On June 8, the Progressive Conservative government appointed Bonnie Mitchelson as board chair for Manitoba Liquor and Lotteries Corp. and Edward Kennedy as chair of the board of Manitoba Hydro. The role of the chairs of the boards of directors of Manitoba’s five main Crown corporations is not well defined in law, has not been studied extensively, and is not well understood by most members of the public.

The role of the chair is shaped by both law and politics. This reflects the fact Crowns are legally part of government but are meant to have a measure of independence from political involvement with their ongoing operations. The result is confusion and debate over whether the role of chairs, and the boards they lead, is to promote the long-term interests of the corporation or to support the short-term political interests of the governing party.

While the position of a board chair of a Crown bears some superficial resemblance to the board chairs of private corporations, there are several fundamental differences.

It starts with the government’s control over the appointment, compensation and removal of chairs. The long-standing tradition in Manitoba is for governments, regardless of the party in power, to appoint “political friends” as chairs and members of Crown boards. Appointments occur through cabinet decisions based on recommendations from the premier. In private firms, the board itself usually selects the chair.

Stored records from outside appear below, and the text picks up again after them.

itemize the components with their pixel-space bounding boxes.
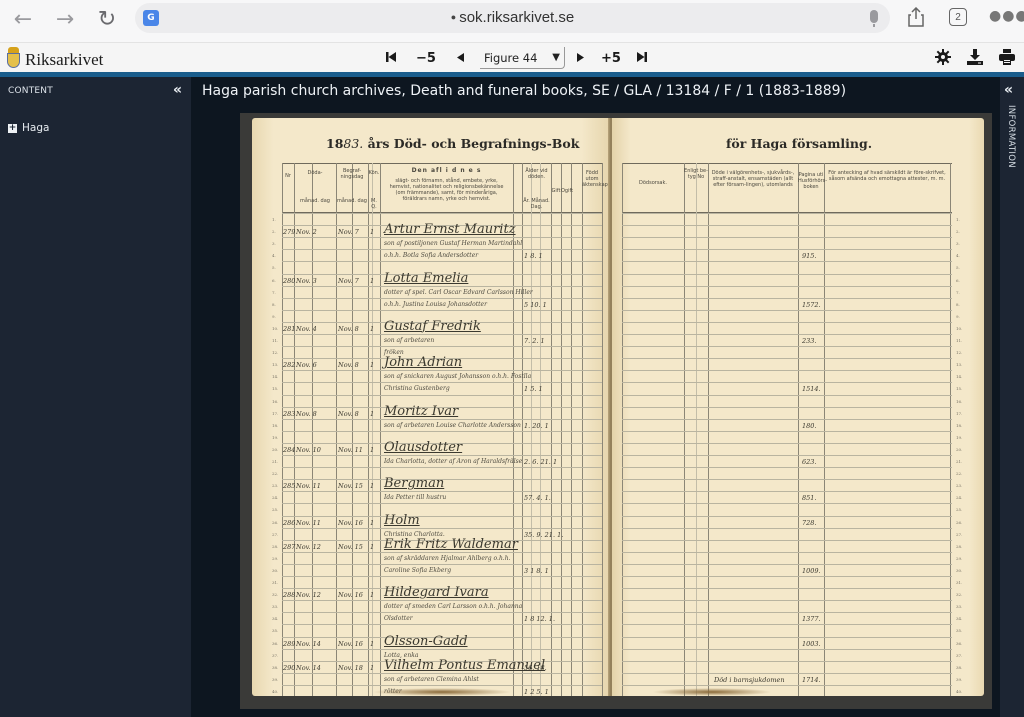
entry-note: son af arbetaren Clemina Ahlst: [384, 676, 479, 683]
row-rule: [622, 249, 952, 250]
url-text: sok.riksarkivet.se: [459, 9, 574, 26]
column-rule: [824, 163, 825, 696]
page-reference: 1714.: [802, 676, 821, 684]
row-number: 20.: [956, 447, 962, 452]
row-number: 32.: [956, 592, 962, 597]
entry-age: 1 8 12. 1.: [524, 615, 555, 623]
row-rule: [622, 516, 952, 517]
entry-burial-date: Nov. 11: [338, 446, 363, 454]
row-number: 11.: [272, 338, 278, 343]
row-number: 16.: [956, 399, 962, 404]
entry-sex: 1: [370, 277, 374, 285]
app-header: Riksarkivet −5 Figure 44 ▼ +5: [0, 42, 1024, 72]
header-page-ref: Pagina uti Husförhörs-boken: [798, 172, 824, 190]
entry-age: 1 8. 1: [524, 252, 543, 260]
entry-note: Christina Gustenberg: [384, 385, 450, 392]
row-rule: [282, 528, 602, 529]
row-rule: [622, 310, 952, 311]
row-number: 9.: [956, 314, 960, 319]
column-rule: [312, 163, 313, 696]
tab-count: 2: [955, 12, 961, 23]
header-unmarried: Ogift: [561, 188, 571, 194]
right-page-heading: för Haga församling.: [726, 136, 872, 151]
caret-left-icon: [457, 53, 464, 62]
entry-name: Vilhelm Pontus Emanuel: [384, 658, 545, 673]
row-rule: [622, 552, 952, 553]
row-number: 40.: [272, 689, 278, 694]
header-age-sub: År. Månad. Dag.: [522, 198, 551, 210]
column-rule: [571, 163, 572, 696]
last-figure-button[interactable]: [627, 51, 657, 66]
more-options-icon[interactable]: ●●●: [989, 8, 1024, 24]
entry-death-date: Nov. 3: [296, 277, 317, 285]
first-figure-button[interactable]: [380, 51, 402, 66]
header-sex: Kön.: [368, 170, 380, 176]
entry-age: 1 2 5. 1: [524, 688, 549, 696]
row-number: 29.: [956, 556, 962, 561]
row-number: 8.: [956, 302, 960, 307]
row-number: 37.: [272, 653, 278, 658]
entry-death-date: Nov. 12: [296, 591, 321, 599]
row-rule: [282, 286, 602, 287]
row-number: 25.: [956, 507, 962, 512]
row-number: 10.: [272, 326, 278, 331]
row-number: 27.: [956, 532, 962, 537]
header-age: Ålder vid döden.: [522, 168, 551, 180]
print-icon[interactable]: [998, 48, 1016, 66]
row-rule: [622, 564, 952, 565]
row-rule: [282, 685, 602, 686]
entry-name: Erik Fritz Waldemar: [384, 537, 518, 552]
header-died: Döda-: [294, 170, 336, 176]
entry-note: son af arbetaren Louise Charlotte Anders…: [384, 422, 521, 429]
document-title: Haga parish church archives, Death and f…: [202, 83, 846, 99]
skip-first-icon: [386, 52, 396, 62]
row-rule: [282, 346, 602, 347]
entry-number: 282: [283, 361, 295, 369]
row-number: 35.: [956, 628, 962, 633]
row-rule: [622, 673, 952, 674]
entry-death-date: Nov. 11: [296, 519, 321, 527]
forward-button[interactable]: →: [52, 6, 78, 32]
row-rule: [282, 395, 602, 396]
skip-last-icon: [637, 52, 647, 62]
row-rule: [622, 661, 952, 662]
entry-name: Hildegard Ivara: [384, 585, 489, 600]
next-figure-button[interactable]: [565, 51, 595, 66]
entry-death-date: Nov. 11: [296, 482, 321, 490]
entry-name: Bergman: [384, 476, 444, 491]
expand-info-button[interactable]: «: [1004, 82, 1013, 98]
expand-icon[interactable]: +: [8, 124, 17, 133]
row-number: 7.: [956, 290, 960, 295]
row-rule: [622, 637, 952, 638]
row-number: 6.: [956, 278, 960, 283]
row-rule: [282, 249, 602, 250]
riksarkivet-logo[interactable]: Riksarkivet: [6, 46, 103, 70]
row-rule: [282, 382, 602, 383]
row-number: 5.: [272, 265, 276, 270]
entry-sex: 1: [370, 446, 374, 454]
row-rule: [622, 467, 952, 468]
row-number: 16.: [272, 399, 278, 404]
entry-number: 284: [283, 446, 295, 454]
entry-death-date: Nov. 12: [296, 543, 321, 551]
row-number: 21.: [272, 459, 278, 464]
page-reference: 1514.: [802, 385, 821, 393]
row-number: 14.: [956, 374, 962, 379]
entry-number: 288: [283, 591, 295, 599]
entry-burial-date: Nov. 8: [338, 361, 359, 369]
entry-burial-date: Nov. 7: [338, 228, 359, 236]
entry-note: Caroline Sofia Ekberg: [384, 567, 451, 574]
page-reference: 180.: [802, 422, 816, 430]
address-bar[interactable]: G ●sok.riksarkivet.se: [135, 3, 890, 33]
entry-note: son af skräddaren Hjalmar Ahlberg o.h.h.: [384, 555, 511, 562]
entry-age: 35. 9. 21. 1.: [524, 531, 563, 539]
row-rule: [282, 298, 602, 299]
row-number: 6.: [272, 278, 276, 283]
row-number: 15.: [272, 386, 278, 391]
row-rule: [622, 649, 952, 650]
header-married: Gift: [551, 188, 561, 194]
column-rule: [294, 163, 295, 696]
figure-select-value: Figure 44: [484, 51, 537, 65]
entry-note: Ida Petter till hustru: [384, 494, 446, 501]
page-reference: 915.: [802, 252, 816, 260]
row-number: 25.: [272, 507, 278, 512]
row-rule: [282, 503, 602, 504]
row-number: 12.: [272, 350, 278, 355]
row-rule: [622, 503, 952, 504]
row-number: 28.: [272, 544, 278, 549]
column-rule: [696, 163, 697, 696]
row-number: 21.: [956, 459, 962, 464]
forward-5-button[interactable]: +5: [595, 51, 627, 66]
row-rule: [622, 431, 952, 432]
header-deceased-sub: slägt- och förnamn, stånd, embete, yrke,…: [384, 178, 509, 202]
entry-name: Gustaf Fredrik: [384, 319, 481, 334]
entry-sex: 1: [370, 640, 374, 648]
header-birth-note: Född utom äktenskap: [582, 170, 602, 188]
left-page: 1883. års Död- och Begrafnings-Bok 1.2.3…: [252, 118, 610, 696]
row-rule: [282, 237, 602, 238]
left-page-heading: 1883. års Död- och Begrafnings-Bok: [326, 136, 579, 151]
right-page: för Haga församling. 1.2.3.4.5.6.7.8.9.1…: [612, 118, 984, 696]
entry-number: 279: [283, 228, 295, 236]
row-rule: [282, 624, 602, 625]
page-reference: 1003.: [802, 640, 821, 648]
column-rule: [282, 163, 283, 696]
entry-burial-date: Nov. 18: [338, 664, 363, 672]
gear-icon[interactable]: [934, 48, 952, 66]
entry-age: 5 10. 1: [524, 301, 547, 309]
entry-age: 3 1 8. 1: [524, 567, 549, 575]
crest-icon: [6, 47, 21, 69]
row-number: 13.: [272, 362, 278, 367]
row-rule: [622, 382, 952, 383]
entry-death-date: Nov. 8: [296, 410, 317, 418]
row-rule: [622, 395, 952, 396]
entry-name: Artur Ernst Mauritz: [384, 222, 516, 237]
row-number: 20.: [272, 447, 278, 452]
row-rule: [282, 431, 602, 432]
entry-age: 7. 2. 1: [524, 337, 545, 345]
column-rule: [602, 163, 603, 696]
back-5-button[interactable]: −5: [402, 51, 450, 66]
column-rule: [372, 163, 373, 696]
row-number: 4.: [272, 253, 276, 258]
information-tab[interactable]: INFORMATION: [1006, 105, 1016, 168]
row-number: 38.: [956, 665, 962, 670]
collapse-sidebar-button[interactable]: «: [173, 82, 182, 98]
row-number: 9.: [272, 314, 276, 319]
header-top-rule: [282, 163, 602, 164]
row-number: 1.: [956, 217, 960, 222]
page-burn-mark: [652, 688, 772, 696]
row-number: 8.: [272, 302, 276, 307]
back-button[interactable]: ←: [10, 6, 36, 32]
entry-number: 290: [283, 664, 295, 672]
row-number: 32.: [272, 592, 278, 597]
entry-death-date: Nov. 4: [296, 325, 317, 333]
row-number: 4.: [956, 253, 960, 258]
entry-age: 57. 4. 1.: [524, 494, 551, 502]
entry-death-date: Nov. 14: [296, 664, 321, 672]
row-rule: [622, 346, 952, 347]
row-number: 31.: [272, 580, 278, 585]
row-number: 34.: [956, 616, 962, 621]
double-chevron-left-icon: «: [1004, 82, 1013, 98]
url-display: ●sok.riksarkivet.se: [135, 9, 890, 26]
entry-burial-date: Nov. 16: [338, 591, 363, 599]
row-rule: [282, 213, 602, 214]
row-number: 19.: [956, 435, 962, 440]
row-rule: [622, 540, 952, 541]
row-rule: [622, 334, 952, 335]
row-rule: [622, 261, 952, 262]
header-notes: För antecking af hvad särskildt är före-…: [826, 170, 948, 182]
entry-burial-date: Nov. 16: [338, 519, 363, 527]
double-chevron-left-icon: «: [173, 82, 182, 98]
entry-death-date: Nov. 2: [296, 228, 317, 236]
entry-note: Olsdotter: [384, 615, 413, 622]
row-rule: [622, 419, 952, 420]
entry-sex: 1: [370, 482, 374, 490]
row-number: 24.: [956, 495, 962, 500]
row-number: 3.: [272, 241, 276, 246]
row-number: 18.: [272, 423, 278, 428]
row-number: 19.: [272, 435, 278, 440]
figure-select[interactable]: Figure 44 ▼: [480, 47, 565, 69]
page-reference: 1377.: [802, 615, 821, 623]
column-rule: [950, 163, 951, 696]
entry-sex: 1: [370, 664, 374, 672]
microphone-icon[interactable]: [870, 10, 878, 23]
column-rule: [368, 163, 369, 696]
row-number: 1.: [272, 217, 276, 222]
row-number: 30.: [956, 568, 962, 573]
page-reference: 1009.: [802, 567, 821, 575]
row-rule: [622, 600, 952, 601]
entry-note: son af arbetaren: [384, 337, 434, 344]
row-rule: [622, 274, 952, 275]
row-number: 13.: [956, 362, 962, 367]
row-rule: [622, 528, 952, 529]
row-rule: [282, 334, 602, 335]
row-number: 34.: [272, 616, 278, 621]
row-number: 14.: [272, 374, 278, 379]
entry-note: son af postiljonen Gustaf Herman Martind…: [384, 240, 522, 247]
header-certificate: Enligt be-tyg No: [684, 168, 708, 180]
row-number: 26.: [956, 520, 962, 525]
entry-sex: 1: [370, 543, 374, 551]
row-rule: [282, 370, 602, 371]
row-rule: [282, 261, 602, 262]
page-reference: 1572.: [802, 301, 821, 309]
entry-burial-date: Nov. 15: [338, 543, 363, 551]
column-rule: [380, 163, 381, 696]
row-number: 3.: [956, 241, 960, 246]
entry-sex: 1: [370, 410, 374, 418]
row-rule: [282, 491, 602, 492]
row-rule: [282, 552, 602, 553]
row-number: 15.: [956, 386, 962, 391]
row-rule: [282, 455, 602, 456]
entry-note: Ida Charlotta, dotter af Aron af Haralds…: [384, 458, 522, 465]
row-number: 40.: [956, 689, 962, 694]
row-number: 26.: [272, 520, 278, 525]
entry-sex: 1: [370, 591, 374, 599]
entry-number: 289: [283, 640, 295, 648]
arrow-right-icon: →: [56, 7, 74, 32]
caret-right-icon: [577, 53, 584, 62]
header-top-rule: [622, 163, 952, 164]
row-rule: [622, 443, 952, 444]
row-number: 31.: [956, 580, 962, 585]
entry-note: dotter af smeden Carl Larsson o.h.h. Joh…: [384, 603, 522, 610]
page-reference: 233.: [802, 337, 816, 345]
dropdown-caret-icon: ▼: [552, 52, 560, 63]
browser-toolbar: ← → ↻ G ●sok.riksarkivet.se 2 ●●●: [0, 0, 1024, 42]
row-rule: [622, 225, 952, 226]
entry-note: son af snickaren August Johansson o.h.h.…: [384, 373, 531, 380]
arrow-left-icon: ←: [14, 7, 32, 32]
entry-age: 1 5. 1: [524, 385, 543, 393]
row-rule: [622, 358, 952, 359]
row-rule: [622, 237, 952, 238]
entry-number: 287: [283, 543, 295, 551]
sidebar-title: CONTENT: [8, 86, 53, 96]
previous-figure-button[interactable]: [450, 51, 470, 66]
row-number: 11.: [956, 338, 962, 343]
download-icon[interactable]: [966, 48, 984, 66]
row-rule: [622, 370, 952, 371]
entry-note: o.h.h. Botla Sofia Andersdotter: [384, 252, 478, 259]
entry-number: 285: [283, 482, 295, 490]
scanned-image[interactable]: 1883. års Död- och Begrafnings-Bok 1.2.3…: [240, 113, 992, 709]
entry-name: Moritz Ivar: [384, 404, 458, 419]
row-rule: [282, 419, 602, 420]
row-number: 10.: [956, 326, 962, 331]
share-icon[interactable]: [907, 7, 925, 27]
row-number: 27.: [272, 532, 278, 537]
row-rule: [622, 322, 952, 323]
row-rule: [622, 479, 952, 480]
entry-number: 283: [283, 410, 295, 418]
row-number: 29.: [272, 556, 278, 561]
row-rule: [622, 576, 952, 577]
row-rule: [282, 467, 602, 468]
row-rule: [622, 455, 952, 456]
lock-icon: ●: [451, 12, 456, 22]
row-number: 7.: [272, 290, 276, 295]
death-cause-note: Död i barnsjukdomen: [714, 676, 785, 684]
entry-note: dotter af spel. Carl Oscar Edvard Carlss…: [384, 289, 533, 296]
tree-item-haga[interactable]: + Haga: [8, 122, 49, 134]
entry-burial-date: Nov. 8: [338, 410, 359, 418]
entry-age: 1. 20. 1: [524, 422, 549, 430]
row-number: 39.: [956, 677, 962, 682]
column-rule: [798, 163, 799, 696]
entry-death-date: Nov. 6: [296, 361, 317, 369]
row-rule: [282, 612, 602, 613]
entry-burial-date: Nov. 8: [338, 325, 359, 333]
entry-note: o.h.h. Justina Louisa Johansdotter: [384, 301, 487, 308]
page-reference: 623.: [802, 458, 816, 466]
row-rule: [282, 673, 602, 674]
entry-name: Holm: [384, 513, 420, 528]
row-rule: [622, 213, 952, 214]
row-rule: [622, 588, 952, 589]
row-rule: [622, 407, 952, 408]
row-number: 5.: [956, 265, 960, 270]
row-number: 35.: [272, 628, 278, 633]
header-sex-sub: M. Q.: [368, 198, 380, 210]
row-rule: [282, 600, 602, 601]
column-rule: [622, 163, 623, 696]
tree-item-label[interactable]: Haga: [22, 122, 49, 134]
entry-sex: 1: [370, 325, 374, 333]
row-number: 36.: [272, 641, 278, 646]
header-number: Nr: [282, 173, 294, 179]
row-rule: [622, 298, 952, 299]
reload-icon: ↻: [98, 7, 116, 32]
entry-burial-date: Nov. 16: [338, 640, 363, 648]
entry-death-date: Nov. 14: [296, 640, 321, 648]
row-number: 24.: [272, 495, 278, 500]
reload-button[interactable]: ↻: [94, 6, 120, 32]
column-rule: [522, 163, 523, 696]
row-rule: [622, 685, 952, 686]
row-number: 33.: [272, 604, 278, 609]
entry-name: Olausdotter: [384, 440, 462, 455]
row-rule: [282, 576, 602, 577]
header-institution: Döde i välgörenhets-, sjukvårds-, straff…: [708, 170, 798, 188]
page-reference: 851.: [802, 494, 816, 502]
tab-count-button[interactable]: 2: [949, 8, 967, 26]
row-number: 22.: [956, 471, 962, 476]
image-viewer: Haga parish church archives, Death and f…: [191, 77, 1000, 717]
row-number: 23.: [272, 483, 278, 488]
entry-number: 281: [283, 325, 295, 333]
page-reference: 728.: [802, 519, 816, 527]
entry-burial-date: Nov. 7: [338, 277, 359, 285]
row-rule: [282, 516, 602, 517]
row-number: 12.: [956, 350, 962, 355]
entry-number: 286: [283, 519, 295, 527]
row-number: 30.: [272, 568, 278, 573]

Even though the chairs and board members sign multi-year contracts, they serve “at pleasure,” which means they can be removed by governments at any time. When governments change, the chairs and boards are usually replaced, which means there is less continuity than on private boards.

In 2017, all but one of the nine members of the board of Manitoba Hydro resigned to protest the refusal by then-premier Brian Pallister to meet with them to discuss the future of enterprise, which was unprecedented in the history of Manitoba Crown corporations.

Compensation for chairs is set by the government, and is modest compared to the sums paid to leaders of major corporate boards. This is partly because the job is not meant to be full-time, is assumed to involve a component of public service, and is intended to prevent a public backlash for what might be seen as a lucrative patronage appointment.

Mitchelson will be paid $35,000 and Kennedy will be paid $50,000 a year, amounts many will see as generous for a part-time job.

There is authority under the Crown Corporation Governance and Accountability Act for the government to direct boards through mandate letters, which were made public under Pallister. If letters were issued by Premier Heather Stefanson to the new appointees, they have not been publicly released.

The act also allows governments to issue binding public-policy directives to Crown boards. Rather than go public, governments have been known to rely on private pressures on chairs and, given their political backgrounds, chairs may feel compelled to persuade their board colleagues to follow the government’s informal instructions, which leads to blurred accountability for actions by Crown corporations.

The chair is the main communications link with the government. Regular interaction is intended to ensure the board is aware of government thinking on key issues and to ensure there are no unwelcome surprises arising from board decision-making that might embarrass the government.

The chair designs the board agenda, ensures it focuses on strategic decisions (not on narrow operational matters), runs efficient meetings, encourages the involvement of all directors, and looks for ways to improve board decision-making.

There are clear ideological differences between the two main parties over the appropriate role of Crowns. For example, under the Pallister government’s budgetary restraint policy, Crowns were forced to reduce their management ranks by 15 per cent, reflecting the view that Crowns often seek expanded mandates. In contrast, NDP governments have used Crowns to promote broad economic and social policy goals.

Mitchelson is a former PC MLA and cabinet minister who will identify strongly with the government’s agenda. Kennedy is the former CEO of the Northwest Company who describes himself as a “neutral outsider” who would strive to balance divergent perspectives on the future of Hydro.

It will be interesting to observe how each balances the legal role of trustee of the long-term interest of the corporation with the political role of being responsive to the policy and other short-term concerns of the government.

Paul G. Thomas is professor emeritus of political studies at the University of Manitoba. He served as chair of a Crown corporation board and of several independent advisory boards to government.